Weekend Word Wrap: curious instructions
I always enjoy reading instruction manuals. They're filled with misplaced modifiers, split infinitives, curious fragments and hilarious typos of all shapes and colors, especially with imported electronic gear. But this post isn't about any of those things; it's about an unusual paragraph in the instruction manual from a new oven I recently bought. If you can't read the highlighted text there from the actual oven manual I scanned, the words go like this:
IMPORTANT: The health of some birds is extremely sensitive to the fumes given off during the self-cleaning cycle of any oven. Move birds to another well ventilated room.

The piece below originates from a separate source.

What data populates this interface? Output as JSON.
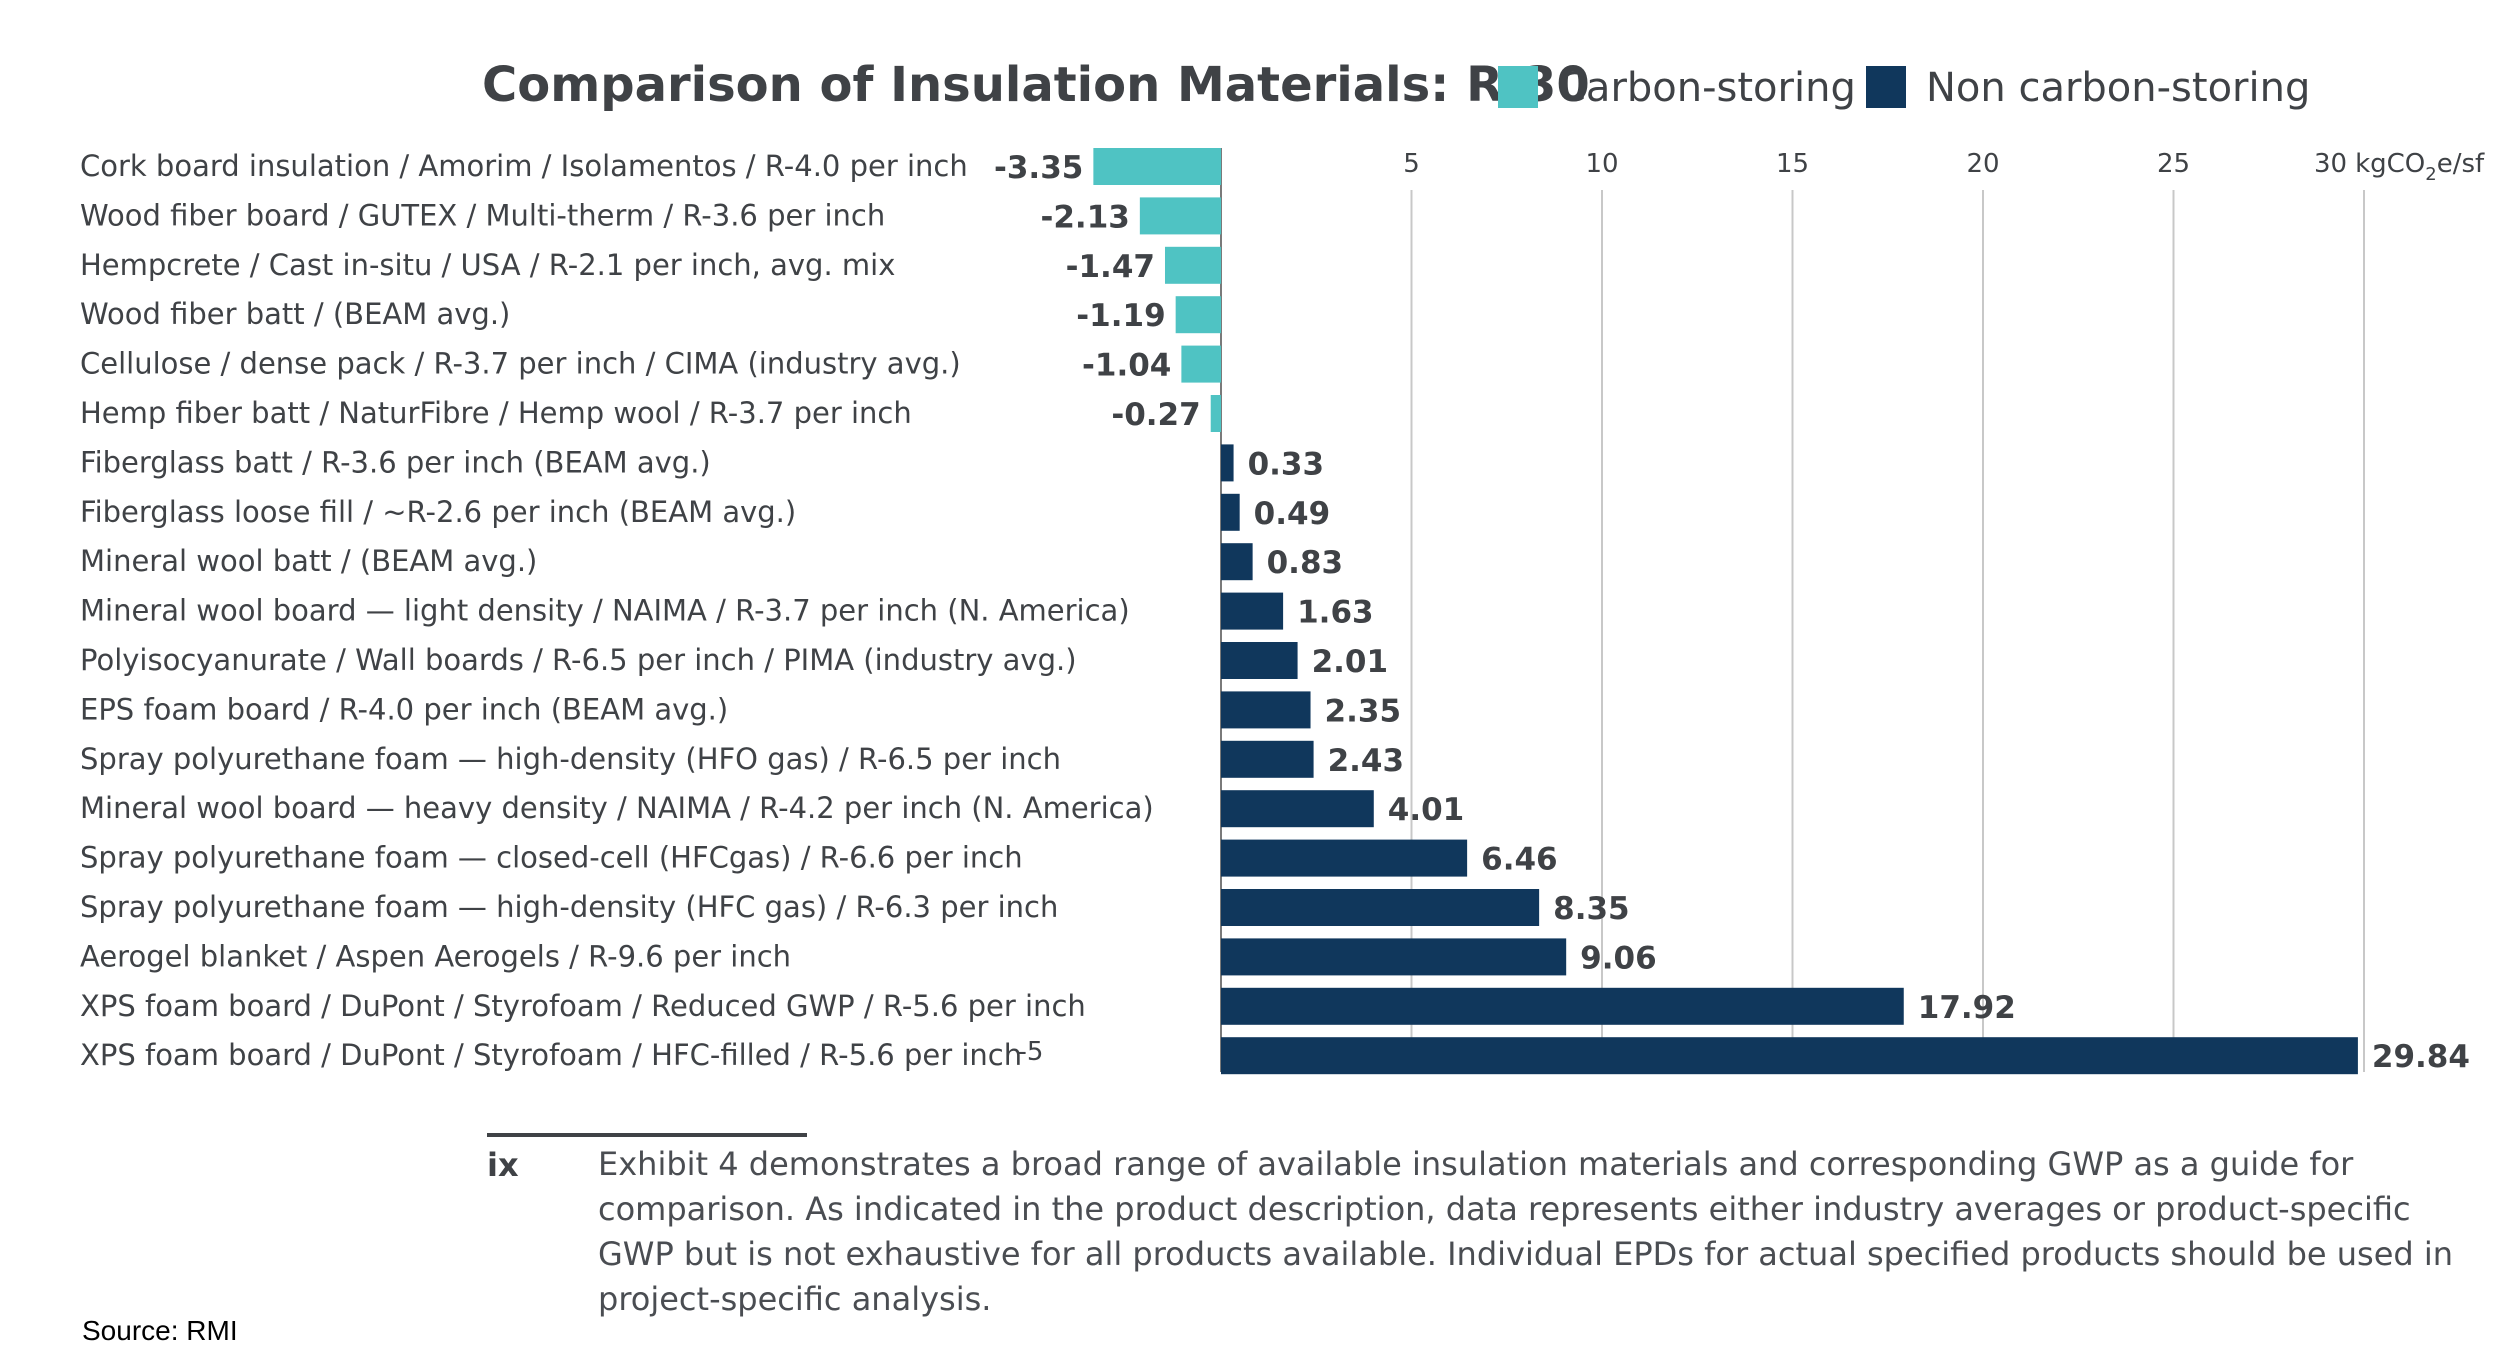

Okay, so this is bizarre in a few ways, right? For starters, shouldn't it say, "IF you own birds, please move them"¦" How can they just assume that I have a pet bird? They further assume that I keep my pet bird in the kitchen. Shouldn't it read, "IF you own a pet bird and DON'T keep it in a well ventilated room away from the kitchen, please move it there pronto!"

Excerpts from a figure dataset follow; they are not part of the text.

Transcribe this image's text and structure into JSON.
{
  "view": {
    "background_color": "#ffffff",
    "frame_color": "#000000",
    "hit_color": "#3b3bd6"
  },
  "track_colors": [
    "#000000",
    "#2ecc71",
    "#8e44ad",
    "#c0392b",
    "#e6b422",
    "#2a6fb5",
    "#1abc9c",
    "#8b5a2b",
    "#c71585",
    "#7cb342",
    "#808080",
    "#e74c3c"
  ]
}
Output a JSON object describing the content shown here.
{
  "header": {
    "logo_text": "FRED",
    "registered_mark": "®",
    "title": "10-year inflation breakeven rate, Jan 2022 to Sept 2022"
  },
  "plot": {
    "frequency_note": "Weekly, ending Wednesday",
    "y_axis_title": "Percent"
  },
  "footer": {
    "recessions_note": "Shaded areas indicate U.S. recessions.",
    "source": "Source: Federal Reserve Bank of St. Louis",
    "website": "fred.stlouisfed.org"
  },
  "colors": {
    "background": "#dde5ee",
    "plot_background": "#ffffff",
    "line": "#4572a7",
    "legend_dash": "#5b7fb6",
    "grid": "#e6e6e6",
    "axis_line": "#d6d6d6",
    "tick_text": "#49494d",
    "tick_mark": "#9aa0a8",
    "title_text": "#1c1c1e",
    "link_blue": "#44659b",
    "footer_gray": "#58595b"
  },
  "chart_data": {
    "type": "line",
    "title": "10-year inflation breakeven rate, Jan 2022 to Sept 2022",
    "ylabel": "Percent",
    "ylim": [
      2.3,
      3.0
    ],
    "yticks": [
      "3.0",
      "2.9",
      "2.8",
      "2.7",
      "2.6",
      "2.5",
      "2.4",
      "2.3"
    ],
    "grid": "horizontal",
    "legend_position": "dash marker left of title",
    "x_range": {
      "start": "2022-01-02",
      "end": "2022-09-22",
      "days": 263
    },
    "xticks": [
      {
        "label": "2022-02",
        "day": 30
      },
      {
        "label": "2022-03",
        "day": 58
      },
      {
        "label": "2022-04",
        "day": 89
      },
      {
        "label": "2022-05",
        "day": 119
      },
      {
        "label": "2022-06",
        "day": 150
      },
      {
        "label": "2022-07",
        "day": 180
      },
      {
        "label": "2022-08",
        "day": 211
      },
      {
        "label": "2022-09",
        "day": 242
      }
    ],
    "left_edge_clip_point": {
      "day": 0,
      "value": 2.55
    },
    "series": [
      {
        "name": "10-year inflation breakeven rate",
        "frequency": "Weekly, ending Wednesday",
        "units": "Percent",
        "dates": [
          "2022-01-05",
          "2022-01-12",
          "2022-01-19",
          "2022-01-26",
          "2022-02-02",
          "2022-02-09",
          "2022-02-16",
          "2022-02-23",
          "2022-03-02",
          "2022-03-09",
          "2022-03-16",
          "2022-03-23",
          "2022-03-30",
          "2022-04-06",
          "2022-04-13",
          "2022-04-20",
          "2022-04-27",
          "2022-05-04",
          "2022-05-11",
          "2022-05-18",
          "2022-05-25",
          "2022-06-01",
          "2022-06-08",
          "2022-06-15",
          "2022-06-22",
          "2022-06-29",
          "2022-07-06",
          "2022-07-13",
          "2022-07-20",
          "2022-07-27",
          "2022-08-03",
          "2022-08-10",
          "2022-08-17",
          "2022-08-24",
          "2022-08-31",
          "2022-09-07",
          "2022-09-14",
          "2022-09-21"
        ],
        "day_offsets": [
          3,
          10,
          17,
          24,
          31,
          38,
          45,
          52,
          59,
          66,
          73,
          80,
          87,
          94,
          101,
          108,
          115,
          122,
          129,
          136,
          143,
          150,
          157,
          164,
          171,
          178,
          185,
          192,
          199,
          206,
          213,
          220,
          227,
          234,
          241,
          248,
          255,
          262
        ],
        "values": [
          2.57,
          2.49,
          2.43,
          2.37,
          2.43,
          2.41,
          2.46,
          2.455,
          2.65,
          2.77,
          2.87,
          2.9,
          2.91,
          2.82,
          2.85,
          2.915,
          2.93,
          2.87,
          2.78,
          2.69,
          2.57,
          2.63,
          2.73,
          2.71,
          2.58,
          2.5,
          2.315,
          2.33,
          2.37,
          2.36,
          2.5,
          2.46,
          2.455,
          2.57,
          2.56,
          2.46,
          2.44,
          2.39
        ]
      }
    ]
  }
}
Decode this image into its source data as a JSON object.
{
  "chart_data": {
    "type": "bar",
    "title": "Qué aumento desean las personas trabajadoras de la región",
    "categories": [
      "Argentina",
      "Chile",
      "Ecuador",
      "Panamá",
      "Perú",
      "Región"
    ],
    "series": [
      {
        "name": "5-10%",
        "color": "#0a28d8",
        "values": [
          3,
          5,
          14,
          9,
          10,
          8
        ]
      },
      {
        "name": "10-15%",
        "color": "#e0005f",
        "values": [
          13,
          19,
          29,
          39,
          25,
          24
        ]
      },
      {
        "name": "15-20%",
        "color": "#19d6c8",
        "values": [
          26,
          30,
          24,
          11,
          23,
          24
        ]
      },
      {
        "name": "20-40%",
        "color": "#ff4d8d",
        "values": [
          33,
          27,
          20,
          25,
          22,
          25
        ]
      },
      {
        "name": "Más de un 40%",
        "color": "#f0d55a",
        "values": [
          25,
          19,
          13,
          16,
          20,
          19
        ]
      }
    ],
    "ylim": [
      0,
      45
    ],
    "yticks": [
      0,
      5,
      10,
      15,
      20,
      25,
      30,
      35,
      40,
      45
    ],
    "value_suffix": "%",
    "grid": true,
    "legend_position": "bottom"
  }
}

It's also strange because, well, let's face it folks, imagine the testing that went on before they discovered birds dying.
Lastly: hello?! Anyone ever hear of the canary-in-the-coalmine syndrome? If birds are up and dying, maybe we humans should move to a well ventilated room while the oven is cleaning, too!

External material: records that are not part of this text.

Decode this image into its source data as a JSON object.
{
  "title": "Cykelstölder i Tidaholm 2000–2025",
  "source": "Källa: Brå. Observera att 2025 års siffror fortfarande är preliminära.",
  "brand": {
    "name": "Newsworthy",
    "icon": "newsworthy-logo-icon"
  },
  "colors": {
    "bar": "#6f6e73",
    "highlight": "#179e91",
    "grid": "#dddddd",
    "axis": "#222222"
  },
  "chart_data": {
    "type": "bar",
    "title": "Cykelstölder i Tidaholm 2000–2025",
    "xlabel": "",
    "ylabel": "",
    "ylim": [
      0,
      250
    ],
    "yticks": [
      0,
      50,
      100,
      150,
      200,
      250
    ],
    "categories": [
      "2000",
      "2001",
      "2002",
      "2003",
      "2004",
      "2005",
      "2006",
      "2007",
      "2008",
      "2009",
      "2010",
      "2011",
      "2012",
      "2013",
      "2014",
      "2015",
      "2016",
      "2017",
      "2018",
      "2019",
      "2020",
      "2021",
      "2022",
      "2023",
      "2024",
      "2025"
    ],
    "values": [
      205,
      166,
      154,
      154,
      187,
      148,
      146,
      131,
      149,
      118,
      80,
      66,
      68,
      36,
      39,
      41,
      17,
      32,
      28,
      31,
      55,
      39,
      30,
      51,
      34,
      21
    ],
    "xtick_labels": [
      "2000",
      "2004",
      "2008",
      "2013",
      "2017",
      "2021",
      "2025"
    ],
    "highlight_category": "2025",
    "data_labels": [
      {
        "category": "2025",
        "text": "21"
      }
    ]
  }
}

Rant over. If you have a funny instruction manual story to share, please do. I'll leave you (after the jump) with a couple other good ones I found over on one of my favorite sites, always good for lots of laughs: ThisIsBroken.com
Jeremy Esland writes:
Somehow I lost my office scissors, so the next time I was in Staples, I bought a new pair of scissors made by Tonic Studios.
Back in the office, I tried to get them out of their display packaging - seems I needed a pair of scissors to free them. Ok, that's no problem - I just bought a pair, right?